HCT116, H1 and mES cell IZs were grouped by replication timing by splitting the corresponding Repli-seq data into quartiles. Matching random regions were generated by shuffling the IZs regions within their respective replication timing quartile using bedtools. Insulation score at IZs and random regions were computed by extracting the minimum insulation score in each IZ or random region using bedtools. Accessibility at IZs and random region was computed by extracting the total ATAC–seq signal at each IZ or random region using bedtools. H1 cell RNA-seq data were processed by mapping reads on hg38 using Hisat2, filtering for quality using samtools and computing the coverage using bedtools. Expression at IZs and random regions was computed by extracting the total RNA-seq coverage (adding plus and minus strands for the H1 cell RNA-seq) at each IZ or random region using bedtools. The H1 cell CUT&Run chromatin marks dataset was processed by trimming adaptors using cutadapt, locally mapping the reads using bowtie2, filtering for quality, removing duplicates and ENCODE blacklisted regions using samtools and computing the coverage using deeptools. The average chromatin marks at IZs and a random region were computed using HOMER on a 1 Mb region centred on each IZ centre. Figures were plotted using R.

Methods for predicting Hi-C maps from sequence (Akita)

Two convolutional neural network models with the Akita architecture124 were trained, one on H1 cells and one on HFFc6 Micro-C data. Micro-C data were downloaded from the 4D Nucleome data portal156 and processed as previously described124. The coordinates of the deletion at the TAL1 locus with experimentally verified changes on genome folding was obtained from a previous study157. The deletion was centred and systematically extended on both sides to get the input sequence for Akita (220 bp).

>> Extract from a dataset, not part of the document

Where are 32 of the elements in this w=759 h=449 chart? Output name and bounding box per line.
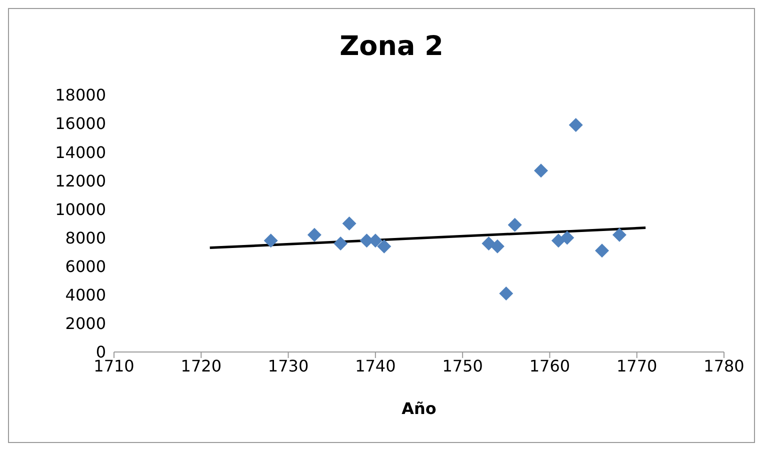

FIMO158 was used to scan the human genome (hg38) to identify the potential binding sites (P < 1 × 10−5) of cell-type-specific TFs POU2F1–SOX2 (MA1962.1) and FOSL1–JUND (MA1142.1) using their annotations in the JASPAR database159. TAD boundaries in the Micro-C datasets at 5-kb resolution were downloaded from the 4D Nucleome data portal. The ones that were not shared between the cell types (no boundary in the other cell type within 20 kb) were identified as cell-type-specific TAD boundaries. The binding sites overlapping cell-type-specific TAD boundaries of each cell type were extracted using bedtools160. In silico mutagenesis was performed on the resulting binding sites by replacing the motifs with random sequences to evaluate their effects on predicted genome folding. Motif logos were visualized using the contribution scores of the motifs, which were computed by DeepExplainer (DeepSHAP implementation of DeepLIFT)128,161.

Reporting summary

Further information on research design is available in the Nature Portfolio Reporting Summary linked to this article.